Theranos is not only an outlier due to its scale – being the biggest startup fraud ever committed – but also due to the nature of its scandal. Unlike all other cases of malfeasance, which mostly revolved around white-collar financial fraud, Theranos specifically dwelled on the medical space, putting thousands of people’s health at risk by allowing life-changing medical decisions to be made on the basis of their fraudulent technology. In the healthcare space, it is common for medical professionals to be sued or prosecuted for medical negligence, even without the intention to do so. In Theranos’ case, many witnesses have testified that Holmes knew of her inaccurate technology but proceeded to sell it.

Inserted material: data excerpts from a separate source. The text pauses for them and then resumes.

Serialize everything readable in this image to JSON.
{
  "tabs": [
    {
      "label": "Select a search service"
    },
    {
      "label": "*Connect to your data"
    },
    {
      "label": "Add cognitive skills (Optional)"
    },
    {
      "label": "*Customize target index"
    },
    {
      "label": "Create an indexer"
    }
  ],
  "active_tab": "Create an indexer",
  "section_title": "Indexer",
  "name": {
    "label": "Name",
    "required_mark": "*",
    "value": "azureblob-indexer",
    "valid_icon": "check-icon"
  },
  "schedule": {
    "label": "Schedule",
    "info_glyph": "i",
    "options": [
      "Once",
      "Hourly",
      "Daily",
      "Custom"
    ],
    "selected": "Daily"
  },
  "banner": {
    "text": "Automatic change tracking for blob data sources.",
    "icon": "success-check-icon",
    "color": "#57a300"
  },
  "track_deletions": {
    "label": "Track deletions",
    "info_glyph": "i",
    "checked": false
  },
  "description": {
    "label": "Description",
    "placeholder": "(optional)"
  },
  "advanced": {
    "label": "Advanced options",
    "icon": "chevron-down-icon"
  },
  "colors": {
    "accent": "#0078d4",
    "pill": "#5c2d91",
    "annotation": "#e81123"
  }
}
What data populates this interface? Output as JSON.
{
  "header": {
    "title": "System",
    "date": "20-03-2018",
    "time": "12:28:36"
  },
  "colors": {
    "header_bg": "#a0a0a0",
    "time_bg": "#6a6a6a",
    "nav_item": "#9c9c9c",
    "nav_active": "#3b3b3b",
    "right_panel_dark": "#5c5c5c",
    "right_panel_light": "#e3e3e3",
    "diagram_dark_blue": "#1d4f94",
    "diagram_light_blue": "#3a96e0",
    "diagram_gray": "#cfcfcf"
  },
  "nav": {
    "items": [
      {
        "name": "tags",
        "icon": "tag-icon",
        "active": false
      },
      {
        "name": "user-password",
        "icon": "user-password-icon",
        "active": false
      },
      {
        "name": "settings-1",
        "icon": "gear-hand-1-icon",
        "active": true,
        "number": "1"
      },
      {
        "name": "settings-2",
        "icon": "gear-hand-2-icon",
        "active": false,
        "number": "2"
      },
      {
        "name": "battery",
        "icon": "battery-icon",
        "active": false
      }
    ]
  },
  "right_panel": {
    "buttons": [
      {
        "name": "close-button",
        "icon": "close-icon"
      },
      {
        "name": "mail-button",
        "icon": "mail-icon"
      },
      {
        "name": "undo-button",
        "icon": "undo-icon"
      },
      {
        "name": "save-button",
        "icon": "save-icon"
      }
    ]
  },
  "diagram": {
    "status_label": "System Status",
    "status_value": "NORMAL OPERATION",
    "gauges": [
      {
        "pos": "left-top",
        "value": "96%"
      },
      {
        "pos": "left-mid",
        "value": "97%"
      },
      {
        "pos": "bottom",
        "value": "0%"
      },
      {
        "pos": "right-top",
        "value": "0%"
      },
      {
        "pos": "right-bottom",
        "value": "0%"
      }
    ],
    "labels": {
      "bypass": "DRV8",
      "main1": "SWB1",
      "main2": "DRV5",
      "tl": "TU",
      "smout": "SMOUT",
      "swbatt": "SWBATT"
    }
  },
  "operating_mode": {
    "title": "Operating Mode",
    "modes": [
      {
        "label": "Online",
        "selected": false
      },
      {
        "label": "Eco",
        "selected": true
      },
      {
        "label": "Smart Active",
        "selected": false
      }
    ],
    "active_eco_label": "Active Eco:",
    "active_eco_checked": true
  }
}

Hence, she could have potentially been prosecuted for knowingly endangering patients, considering the significant effect a minor discrepancy in test results can have in a patient’s medical decision-making process.
Specific examples of how Theranos tests directly affected patients include when it falsely reported a patient as pregnant when she was actually suffering from a fatal ectopic pregnancy; when it falsely diagnosed a patient with HIV; and when a patient was told she was undergoing a miscarriage when her fetus was perfectly fine. In total, Theranos retracted around 1 million erroneous blood results, where each one had the potential to endanger the patient’s life. Hence, sentencing is therefore not only well-deserved but also serves as a warning for startups looking to follow the same unethical yet ambitious path, highlighting the danger wrongdoings linked to health can have on the public.
In the age of unicorns, the Theranos case is a cautionary tale that should ideally act as a wake-up call for start-ups to hit the brakes with their “fake-it-till-you-make-it” and “fail fast, fail early and fail often” bravado. As tech venture capitalist Roger McNamee summarizes it, “Theranos was an early warning of a cultural shift in Silicon Valley that has allowed promoters and scoundrels to prosper.” Yet, with the frequency of scandals and the endemic culture of secrets and lies that plague Silicon Valley, the reality of this seems unlikely, begging the question whether a systemic change is needed within the startup ecosystem.